RGV talks about an accident that gave birth to the monstrous entertainer. "It suddenly struck the day a gangster was killed by another gangster that we always hear about gangsters only when they either kill or when they die. But what do they do in between? That was the first thought of mine which eventually resulted in Satya," the director says.
"While being in that frame of mind, I saw some photographs in a newspaper of arrested gangsters covered with black cloth on their head. Seeing their thin hands and mostly lean frames, Nothing about them looked like how Bollywood portrays the bad guys. They are like any other ordinary people. The guy walking on the road could be a gangster. Even the guy living next door could be a gangster," Ramu says, giving a glimpse into how the looks of the characters in 'Satya' came to be envisioned.
Almost everything about 'Satya' was based on RGV's personal experience and first-hand observations. The character of Kallu Mama (Saurabh Shukla) was designed keeping in mind an ex-gangster RGV had met. When RGV met this ex-gangster for the first time, he behaved in such a way that the director was expected to feel unease. "Then later on when I met him, he was very friendly and he looked like a different person altogether. Then I realized that the first time I met him he was trying to play up to an image which he thought I had of him because he knew that I knew who he was," RGV reveals.

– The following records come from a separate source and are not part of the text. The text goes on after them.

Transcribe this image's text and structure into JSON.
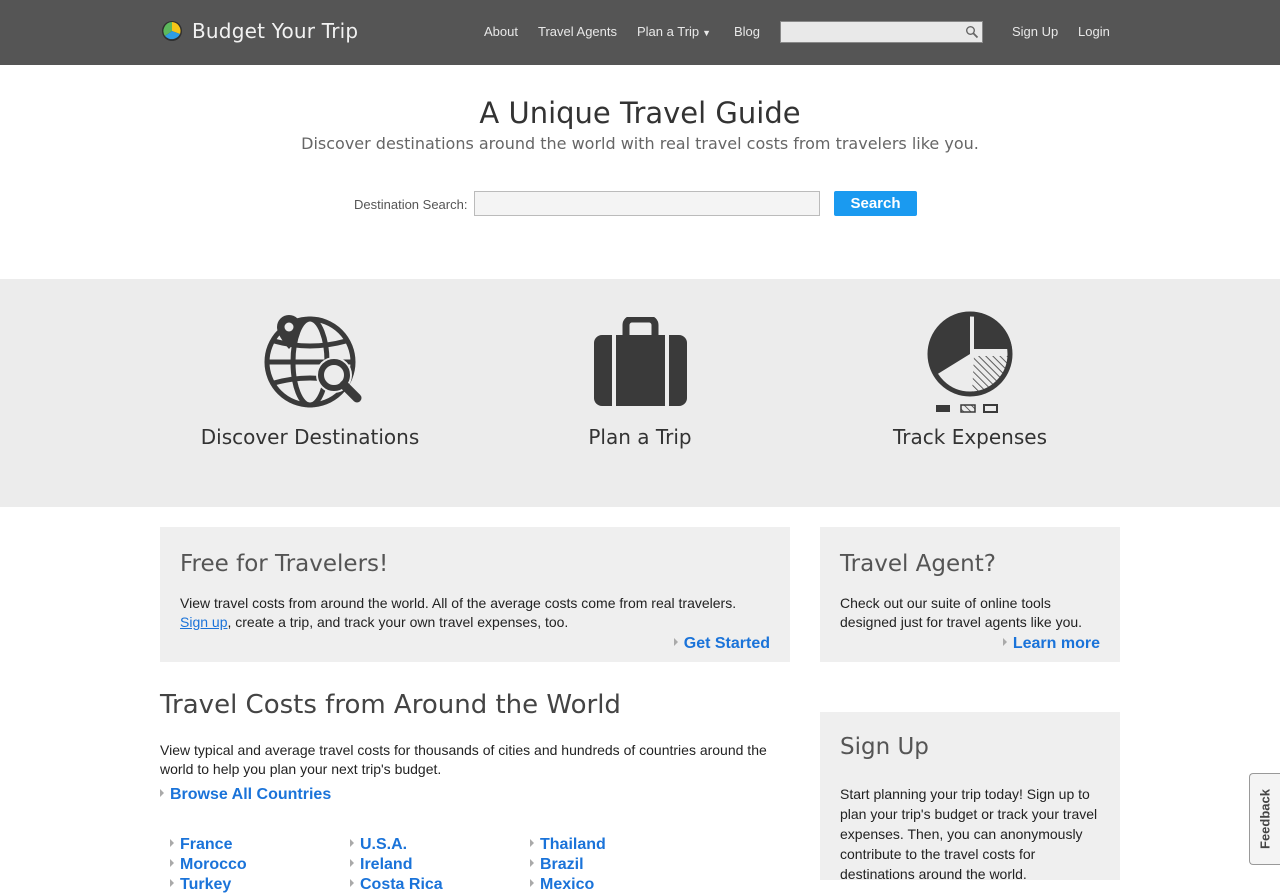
{
  "header": {
    "site_name": "Budget Your Trip",
    "nav": {
      "about": "About",
      "travel_agents": "Travel Agents",
      "plan_a_trip": "Plan a Trip",
      "blog": "Blog",
      "sign_up": "Sign Up",
      "login": "Login"
    },
    "search_value": ""
  },
  "hero": {
    "title": "A Unique Travel Guide",
    "subtitle": "Discover destinations around the world with real travel costs from travelers like you.",
    "search_label": "Destination Search:",
    "search_value": "",
    "search_button": "Search"
  },
  "features": [
    {
      "label": "Discover Destinations",
      "icon": "globe-search-icon"
    },
    {
      "label": "Plan a Trip",
      "icon": "suitcase-icon"
    },
    {
      "label": "Track Expenses",
      "icon": "pie-chart-icon"
    }
  ],
  "free_card": {
    "title": "Free for Travelers!",
    "text_1": "View travel costs from around the world. All of the average costs come from real travelers.",
    "sign_up_link": "Sign up",
    "text_2": ", create a trip, and track your own travel expenses, too.",
    "cta": "Get Started"
  },
  "agent_card": {
    "title": "Travel Agent?",
    "text": "Check out our suite of online tools designed just for travel agents like you.",
    "cta": "Learn more"
  },
  "costs_section": {
    "title": "Travel Costs from Around the World",
    "text": "View typical and average travel costs for thousands of cities and hundreds of countries around the world to help you plan your next trip's budget.",
    "browse": "Browse All Countries",
    "countries": [
      [
        "France",
        "Morocco",
        "Turkey"
      ],
      [
        "U.S.A.",
        "Ireland",
        "Costa Rica"
      ],
      [
        "Thailand",
        "Brazil",
        "Mexico"
      ]
    ]
  },
  "signup_card": {
    "title": "Sign Up",
    "text": "Start planning your trip today! Sign up to plan your trip's budget or track your travel expenses. Then, you can anonymously contribute to the travel costs for destinations around the world."
  },
  "feedback": "Feedback",
  "colors": {
    "header_bg": "#555555",
    "accent_blue": "#1a9af0",
    "link_blue": "#1a73d9",
    "band_bg": "#ececec",
    "icon_dark": "#3a3a3a"
  }
}
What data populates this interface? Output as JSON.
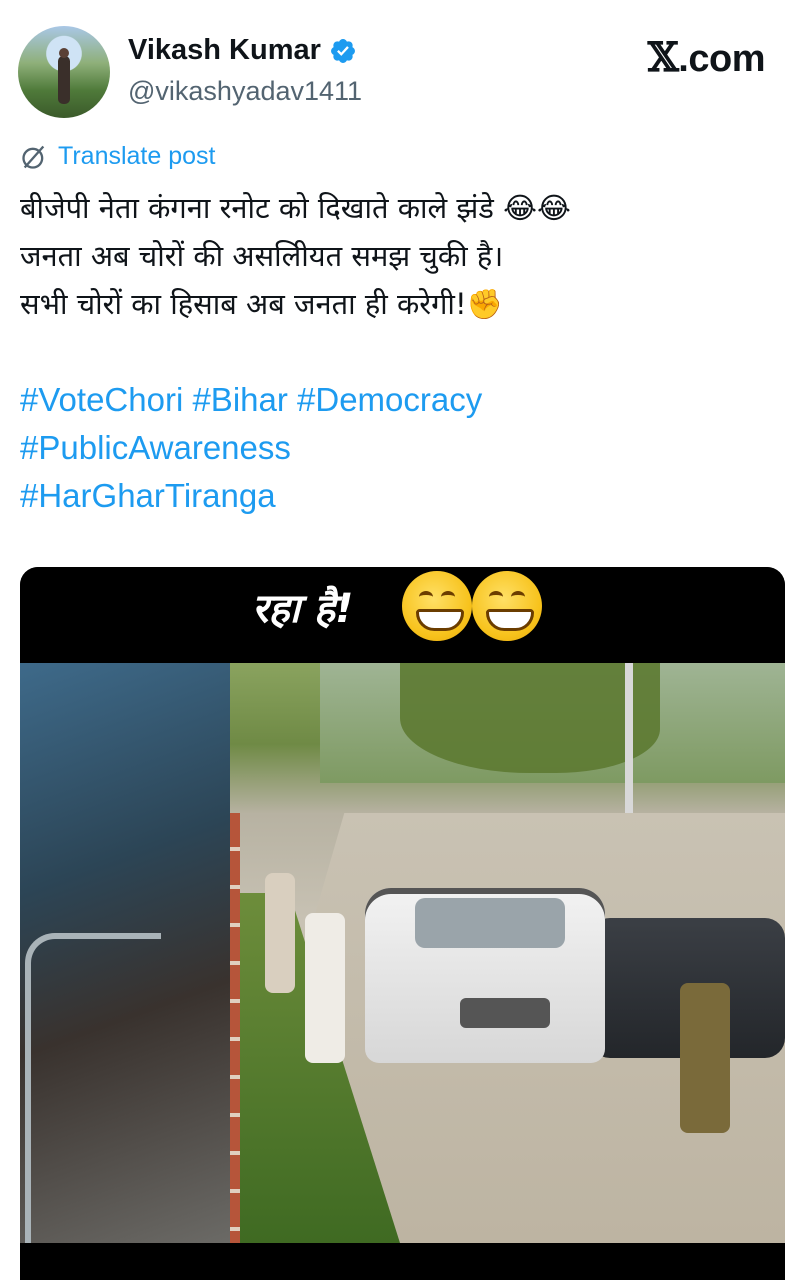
{
  "author": {
    "name": "Vikash Kumar",
    "handle": "@vikashyadav1411",
    "verified": true
  },
  "brand": {
    "x_glyph": "𝕏",
    "suffix": ".com"
  },
  "translate_label": "Translate post",
  "post": {
    "lines": [
      "बीजेपी नेता कंगना रनोट को दिखाते काले झंडे 😂😂",
      "जनता अब चोरों की असलीियत समझ चुकी है।",
      "सभी चोरों का हिसाब अब जनता ही करेगी!✊"
    ],
    "hashtag_lines": [
      [
        "#VoteChori",
        "#Bihar",
        "#Democracy"
      ],
      [
        "#PublicAwareness"
      ],
      [
        "#HarGharTiranga"
      ]
    ]
  },
  "media": {
    "caption_text": "रहा है!",
    "caption_emoji_count": 2
  },
  "colors": {
    "link": "#1d9bf0",
    "text": "#0f1419",
    "secondary": "#536471",
    "verified": "#1d9bf0"
  }
}
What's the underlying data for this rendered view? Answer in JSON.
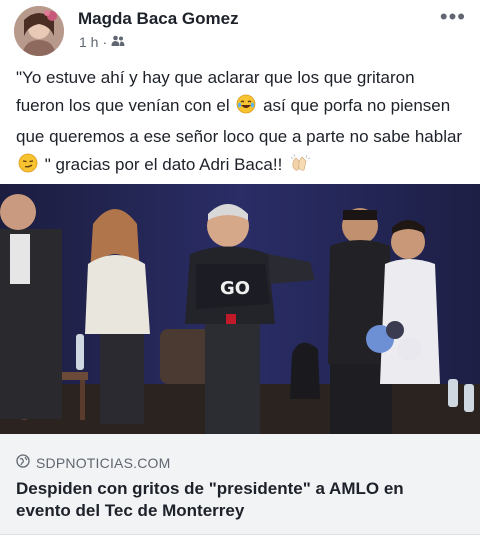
{
  "post": {
    "author": "Magda Baca Gomez",
    "time": "1 h",
    "separator": "·",
    "audience_icon": "friends-icon",
    "more_label": "•••",
    "text_part1": "\"Yo estuve ahí y hay que aclarar que los que gritaron fueron los que venían con el",
    "emoji1": "laughing-crying-emoji-icon",
    "text_part2": "así que porfa no piensen que queremos a ese señor loco que a parte no sabe hablar",
    "emoji2": "smirk-emoji-icon",
    "text_part3": "\" gracias por el dato Adri Baca!!",
    "emoji3": "clapping-hands-emoji-icon"
  },
  "link": {
    "source_icon": "globe-icon",
    "source": "SDPNOTICIAS.COM",
    "headline": "Despiden con gritos de \"presidente\" a AMLO en evento del Tec de Monterrey"
  },
  "colors": {
    "text": "#1d2129",
    "secondary": "#606770",
    "preview_bg": "#f2f3f5",
    "photo_bg": "#1a1d3a"
  }
}
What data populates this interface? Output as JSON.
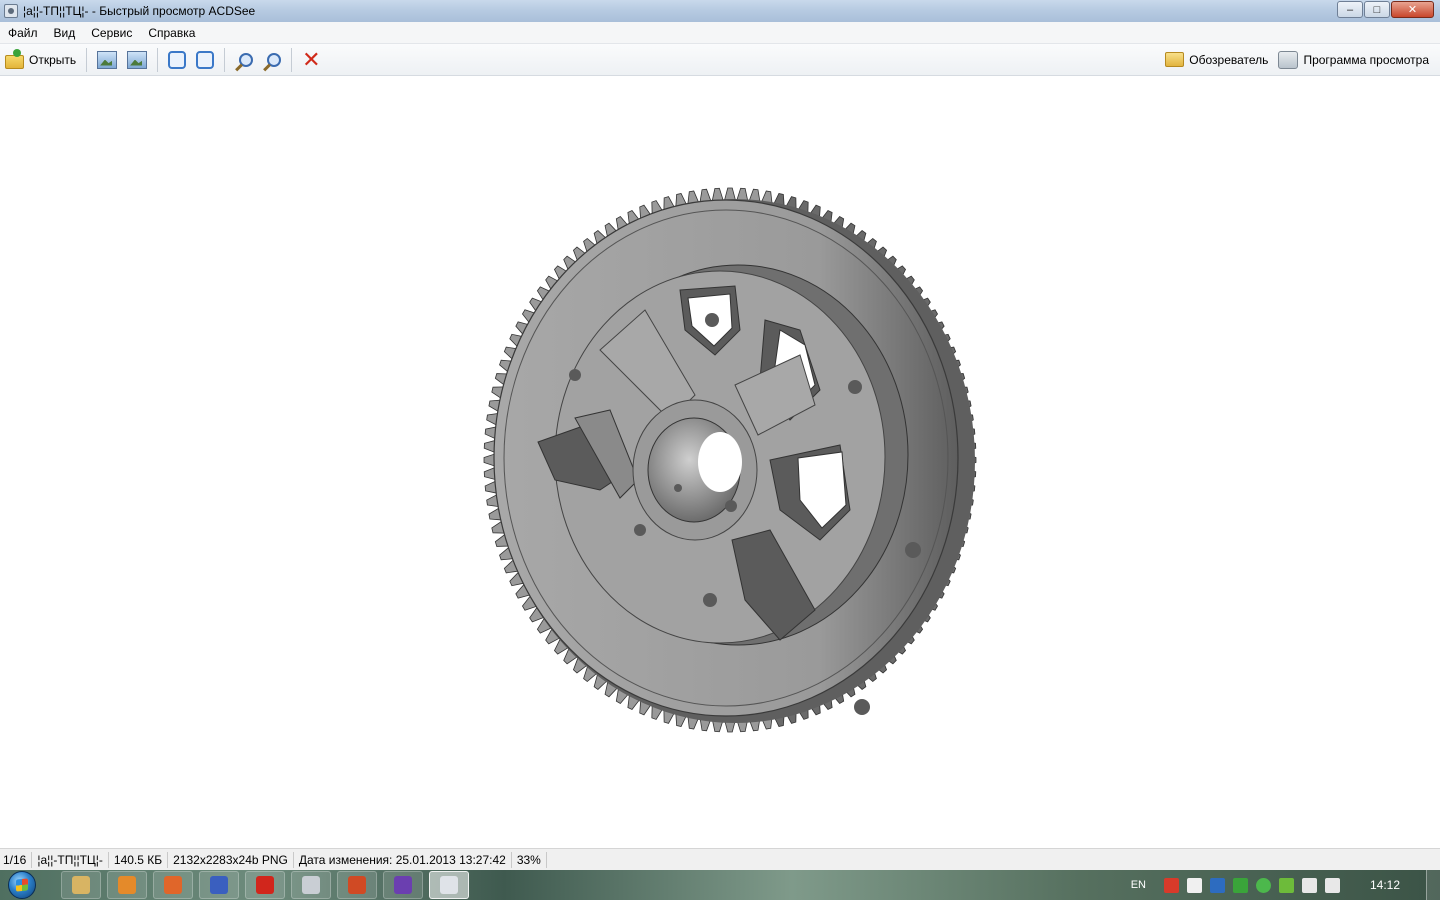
{
  "window": {
    "title": "¦а¦¦-ТП¦¦ТЦ¦- - Быстрый просмотр ACDSee",
    "controls": {
      "minimize": "–",
      "maximize": "□",
      "close": "✕"
    }
  },
  "menu": [
    "Файл",
    "Вид",
    "Сервис",
    "Справка"
  ],
  "toolbar": {
    "open_label": "Открыть",
    "explorer_label": "Обозреватель",
    "viewer_label": "Программа просмотра",
    "delete_glyph": "✕"
  },
  "statusbar": {
    "position": "1/16",
    "filename": "¦а¦¦-ТП¦¦ТЦ¦-",
    "filesize": "140.5 КБ",
    "dimensions": "2132x2283x24b PNG",
    "modified": "Дата изменения: 25.01.2013 13:27:42",
    "zoom": "33%"
  },
  "taskbar": {
    "apps": [
      {
        "name": "explorer",
        "color": "#d8b463"
      },
      {
        "name": "media-player",
        "color": "#e48a2a"
      },
      {
        "name": "firefox",
        "color": "#e0662a"
      },
      {
        "name": "save-app",
        "color": "#3a5fbf"
      },
      {
        "name": "opera",
        "color": "#d1261c"
      },
      {
        "name": "calculator",
        "color": "#c9ced4"
      },
      {
        "name": "powerpoint",
        "color": "#d04a24"
      },
      {
        "name": "visual-studio",
        "color": "#6b3fb0"
      },
      {
        "name": "acdsee",
        "color": "#dfe3e8",
        "active": true
      }
    ],
    "tray": {
      "language": "EN",
      "clock": "14:12"
    }
  },
  "image": {
    "subject": "gear",
    "fill_color": "#9a9a9a",
    "teeth_count": 120
  }
}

What about the character Chander (Snehal Dhabi)? He is inspired by a henchman belonging to Arun Gawli's gang. "In every sentence he will use the name of Gawli. So his whole existence was about his awe of Gawli and he doesn’t have any identity for himself. That I took in Chander’s character," RGV says.
In 'Satya', performances were top-notch. "All realistic performances came in because I stopped telling actors what to do. I just wanted them to improvise whatever they feel like. Actors were instructed not to follow written lines but just say whatever they feel like, so most of the times the content was told to them and they kept on improvising and I controlled it in the editing," the director informs.
The film marked the debut of the brilliant Anurag Kashyap. "I went half by instinct and half by Anurag’s manic way of writing highly realistic dialogue which mostly used to happen on location," RGV notes.
Manoj Bajpai, JD Chakravarthy, Saurabh Shukla, Urmila Matondkar, Paresh Rawal and others were part of the cast. Music was by Vishal Bharadwaj and BGM was by Sandeep Chowta. Gerard Hooper, and Mazhar Kamran handled the camera.